Der Soundtrack des Spiels geht vollkommen in Ordnung und bringt einiges an Atmosphäre. Nervig hingegen sind die plappernden Vasallen, deren Texte sich recht schnell wiederholen. Die Sprachausgabe wurde nicht ins Deutsche übersetzt, die Bildschirmtexte sind jedoch in deutscher Sprache vorhanden. Leider sind die gesprochenen, englischen Texte nicht wirklich lippensynchron. Hierdurch geht ein wenig Spielspaß verloren, denn es wirkt merkwürdig, wenn ein NPC, mit dem man redet, stumm bleibt, aber den Mund bewegt. Gut, er kann unter Schnappatmung leiden, jedoch fragt man sich dann, wie er reden kann, ohne seinen Mund zu bewegen. Bauchredner und Schnappatmer in einem? Wer weiß…

Fazit:

Wer ein Spiel mit straffer Hauptstory sucht, durch die er sich „mal eben“ durchspielen kann, wird mit Dragon’s Dogma nicht glücklich werden. Wer jedoch ein Rollenspiel sucht, welches jede Menge Quests bietet, dazu eine schöne Welt und ordentlich Abwechslung bei den Monstern, der sollte sich den Titel unbedingt zulegen.

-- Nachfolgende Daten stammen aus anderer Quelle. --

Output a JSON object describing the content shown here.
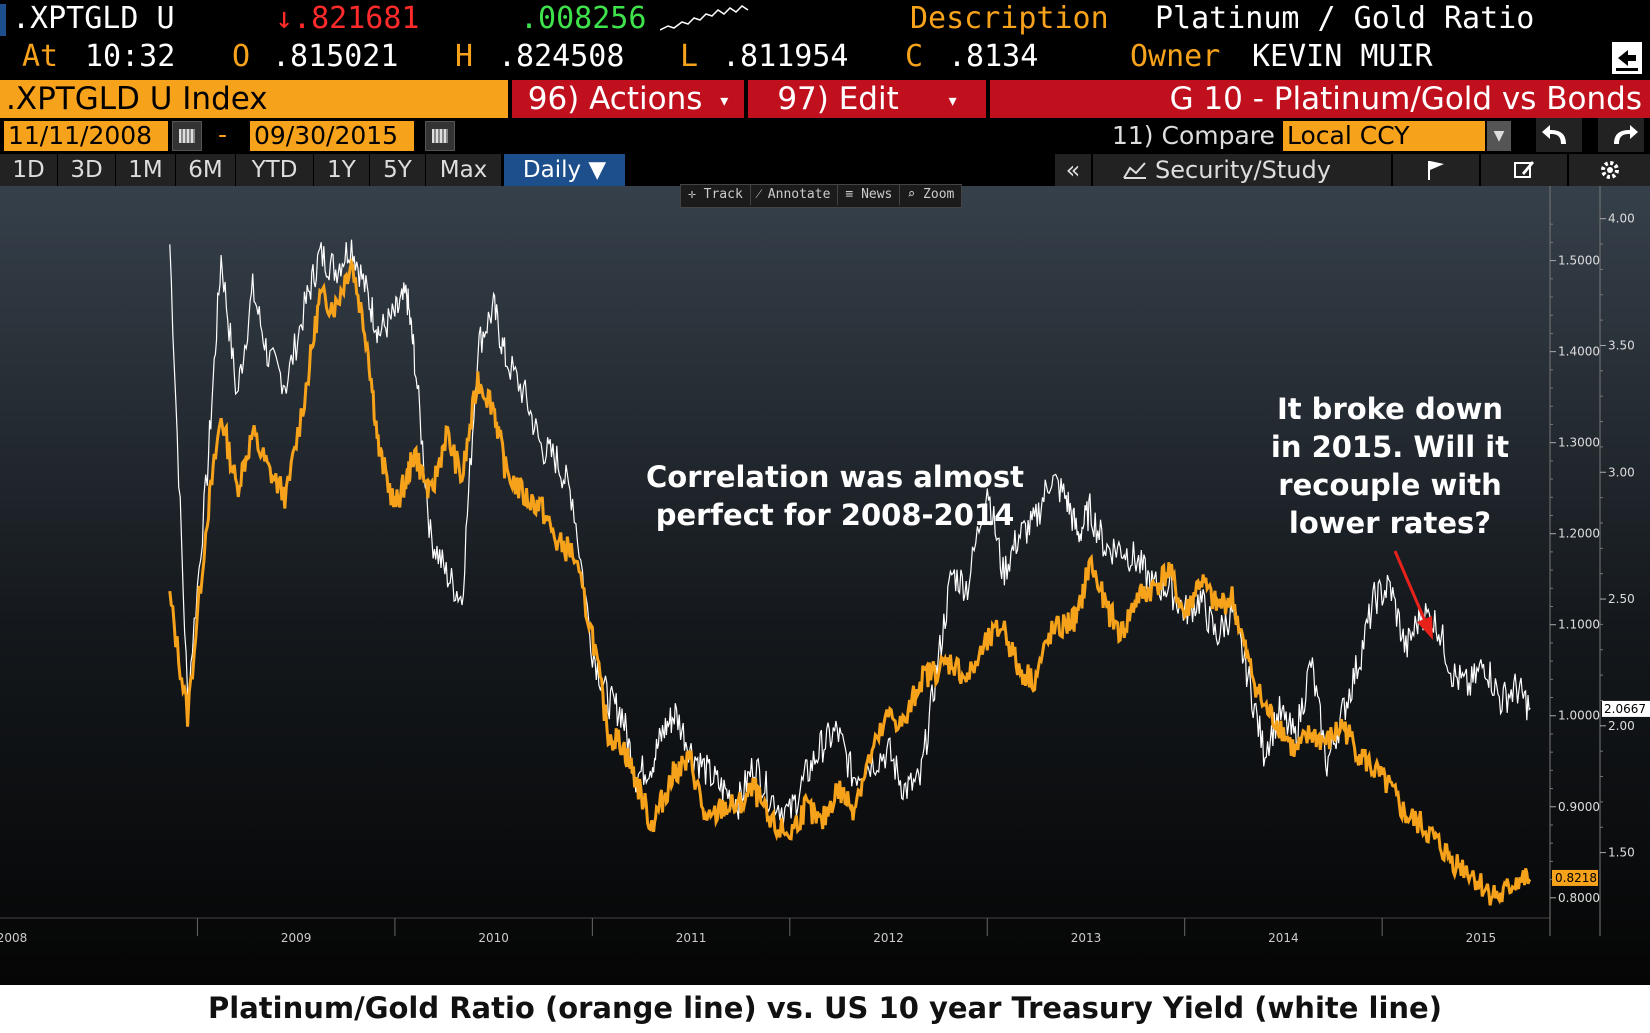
{
  "ticker": {
    "symbol": ".XPTGLD U",
    "last": "↓.821681",
    "change": ".008256",
    "desc_label": "Description",
    "desc_value": "Platinum / Gold Ratio",
    "at_label": "At",
    "time": "10:32",
    "o_label": "O",
    "o_value": ".815021",
    "h_label": "H",
    "h_value": ".824508",
    "l_label": "L",
    "l_value": ".811954",
    "c_label": "C",
    "c_value": ".8134",
    "owner_label": "Owner",
    "owner_value": "KEVIN MUIR"
  },
  "titlebar": {
    "index_name": ".XPTGLD U Index",
    "actions": "96) Actions",
    "edit": "97) Edit",
    "chart_title": "G 10 - Platinum/Gold vs Bonds"
  },
  "dates": {
    "start": "11/11/2008",
    "sep": "-",
    "end": "09/30/2015"
  },
  "compare": {
    "label": "11) Compare",
    "value": "Local CCY"
  },
  "ranges": [
    "1D",
    "3D",
    "1M",
    "6M",
    "YTD",
    "1Y",
    "5Y",
    "Max"
  ],
  "period": "Daily ▼",
  "tools": {
    "collapse": "«",
    "security_study": "Security/Study"
  },
  "mini_toolbar": [
    "✛ Track",
    "⁄ Annotate",
    "≡ News",
    "⌕ Zoom"
  ],
  "annotations": {
    "left": [
      "Correlation was almost",
      "perfect for 2008-2014"
    ],
    "right": [
      "It broke down",
      "in 2015.  Will it",
      "recouple with",
      "lower rates?"
    ]
  },
  "caption": "Platinum/Gold Ratio (orange line) vs. US 10 year Treasury Yield (white line)",
  "colors": {
    "accent": "#f7a21b",
    "bar_red": "#c1101d",
    "up_green": "#3ee24b",
    "down_red": "#ff2a2a"
  },
  "chart_data": {
    "type": "line",
    "x_labels": [
      "2008",
      "2009",
      "2010",
      "2011",
      "2012",
      "2013",
      "2014",
      "2015"
    ],
    "y_left_ticks": [
      "1.5000",
      "1.4000",
      "1.3000",
      "1.2000",
      "1.1000",
      "1.0000",
      "0.9000",
      "0.8000"
    ],
    "y_right_ticks": [
      "4.00",
      "3.50",
      "3.00",
      "2.50",
      "2.00",
      "1.50"
    ],
    "ylim_ratio": [
      0.78,
      1.56
    ],
    "ylim_yield": [
      1.25,
      4.05
    ],
    "last_ratio_label": "0.8218",
    "last_yield_label": "2.0667",
    "series": [
      {
        "name": "Platinum/Gold Ratio",
        "color": "#f7a21b",
        "x": [
          2008.86,
          2008.95,
          2009.05,
          2009.12,
          2009.2,
          2009.28,
          2009.36,
          2009.45,
          2009.55,
          2009.62,
          2009.7,
          2009.78,
          2009.86,
          2009.92,
          2010.0,
          2010.06,
          2010.1,
          2010.18,
          2010.26,
          2010.34,
          2010.42,
          2010.5,
          2010.56,
          2010.66,
          2010.74,
          2010.82,
          2010.9,
          2011.0,
          2011.08,
          2011.15,
          2011.22,
          2011.3,
          2011.36,
          2011.42,
          2011.5,
          2011.58,
          2011.66,
          2011.74,
          2011.82,
          2011.9,
          2012.0,
          2012.08,
          2012.16,
          2012.24,
          2012.32,
          2012.4,
          2012.5,
          2012.58,
          2012.66,
          2012.74,
          2012.82,
          2012.9,
          2013.0,
          2013.08,
          2013.16,
          2013.24,
          2013.32,
          2013.4,
          2013.46,
          2013.52,
          2013.6,
          2013.68,
          2013.76,
          2013.84,
          2013.92,
          2014.0,
          2014.08,
          2014.16,
          2014.24,
          2014.32,
          2014.4,
          2014.48,
          2014.56,
          2014.64,
          2014.72,
          2014.8,
          2014.88,
          2014.96,
          2015.04,
          2015.12,
          2015.2,
          2015.28,
          2015.36,
          2015.44,
          2015.52,
          2015.6,
          2015.68,
          2015.75
        ],
        "values": [
          1.13,
          1.0,
          1.22,
          1.33,
          1.25,
          1.31,
          1.27,
          1.24,
          1.36,
          1.46,
          1.45,
          1.5,
          1.41,
          1.29,
          1.23,
          1.26,
          1.29,
          1.24,
          1.31,
          1.26,
          1.37,
          1.34,
          1.27,
          1.24,
          1.23,
          1.19,
          1.18,
          1.09,
          0.98,
          0.97,
          0.93,
          0.88,
          0.91,
          0.94,
          0.95,
          0.88,
          0.9,
          0.9,
          0.92,
          0.88,
          0.87,
          0.9,
          0.88,
          0.92,
          0.9,
          0.95,
          1.0,
          0.99,
          1.04,
          1.05,
          1.06,
          1.04,
          1.08,
          1.1,
          1.05,
          1.04,
          1.09,
          1.1,
          1.11,
          1.17,
          1.12,
          1.09,
          1.13,
          1.14,
          1.16,
          1.11,
          1.15,
          1.12,
          1.13,
          1.06,
          1.01,
          0.99,
          0.96,
          0.98,
          0.97,
          0.99,
          0.96,
          0.94,
          0.92,
          0.89,
          0.88,
          0.86,
          0.84,
          0.83,
          0.81,
          0.8,
          0.82,
          0.82
        ]
      },
      {
        "name": "US 10 year Treasury Yield",
        "color": "#ffffff",
        "x": [
          2008.86,
          2008.95,
          2009.05,
          2009.12,
          2009.2,
          2009.28,
          2009.36,
          2009.45,
          2009.55,
          2009.62,
          2009.7,
          2009.78,
          2009.86,
          2009.92,
          2010.0,
          2010.06,
          2010.1,
          2010.18,
          2010.26,
          2010.34,
          2010.42,
          2010.5,
          2010.56,
          2010.66,
          2010.74,
          2010.82,
          2010.9,
          2011.0,
          2011.08,
          2011.15,
          2011.22,
          2011.3,
          2011.36,
          2011.42,
          2011.5,
          2011.58,
          2011.66,
          2011.74,
          2011.82,
          2011.9,
          2012.0,
          2012.08,
          2012.16,
          2012.24,
          2012.32,
          2012.4,
          2012.5,
          2012.58,
          2012.66,
          2012.74,
          2012.82,
          2012.9,
          2013.0,
          2013.08,
          2013.16,
          2013.24,
          2013.32,
          2013.4,
          2013.46,
          2013.52,
          2013.6,
          2013.68,
          2013.76,
          2013.84,
          2013.92,
          2014.0,
          2014.08,
          2014.16,
          2014.24,
          2014.32,
          2014.4,
          2014.48,
          2014.56,
          2014.64,
          2014.72,
          2014.8,
          2014.88,
          2014.96,
          2015.04,
          2015.12,
          2015.2,
          2015.28,
          2015.36,
          2015.44,
          2015.52,
          2015.6,
          2015.68,
          2015.75
        ],
        "values": [
          3.9,
          2.1,
          3.0,
          3.85,
          3.3,
          3.72,
          3.45,
          3.35,
          3.67,
          3.86,
          3.8,
          3.9,
          3.7,
          3.55,
          3.62,
          3.7,
          3.45,
          2.75,
          2.6,
          2.5,
          3.5,
          3.65,
          3.45,
          3.3,
          3.1,
          3.05,
          2.9,
          2.3,
          2.1,
          2.05,
          1.8,
          1.85,
          1.98,
          2.05,
          1.9,
          1.82,
          1.75,
          1.7,
          1.85,
          1.72,
          1.65,
          1.8,
          1.92,
          1.98,
          1.8,
          1.85,
          1.9,
          1.75,
          1.78,
          2.2,
          2.6,
          2.55,
          2.95,
          2.6,
          2.75,
          2.8,
          2.98,
          2.9,
          2.75,
          2.85,
          2.7,
          2.7,
          2.65,
          2.55,
          2.55,
          2.45,
          2.5,
          2.35,
          2.45,
          2.2,
          1.9,
          2.05,
          1.95,
          2.25,
          1.85,
          2.05,
          2.25,
          2.5,
          2.55,
          2.3,
          2.45,
          2.4,
          2.2,
          2.15,
          2.25,
          2.1,
          2.15,
          2.07
        ]
      }
    ]
  }
}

Man muss sich in Dragon’s Dogma einfach in die Welt hineinziehen lassen, dann wird man hier sehr viel und sehr lange Spielspaß haben. Spielt man schnell und lässt viele Aufgaben links liegen, kann man mit ca. 30 Spielstunden rechnen. Absolviert man alle Aufgaben, ist man gut und gerne mindestens 70 Stunden in Gransys unterwegs.
Das Vasallensystem ist sehr schön, jedoch fragt man sich, wieso man den Titel nicht im Koop mit anderen Spielern spielen darf, wo man ja eh permanent in einer Gruppe unterwegs ist.
Mir persönlich hat der Titel jedoch viel Spaß gemacht und ich möchte ihn Rollenspielfans auf jeden Fall ans Herz legen!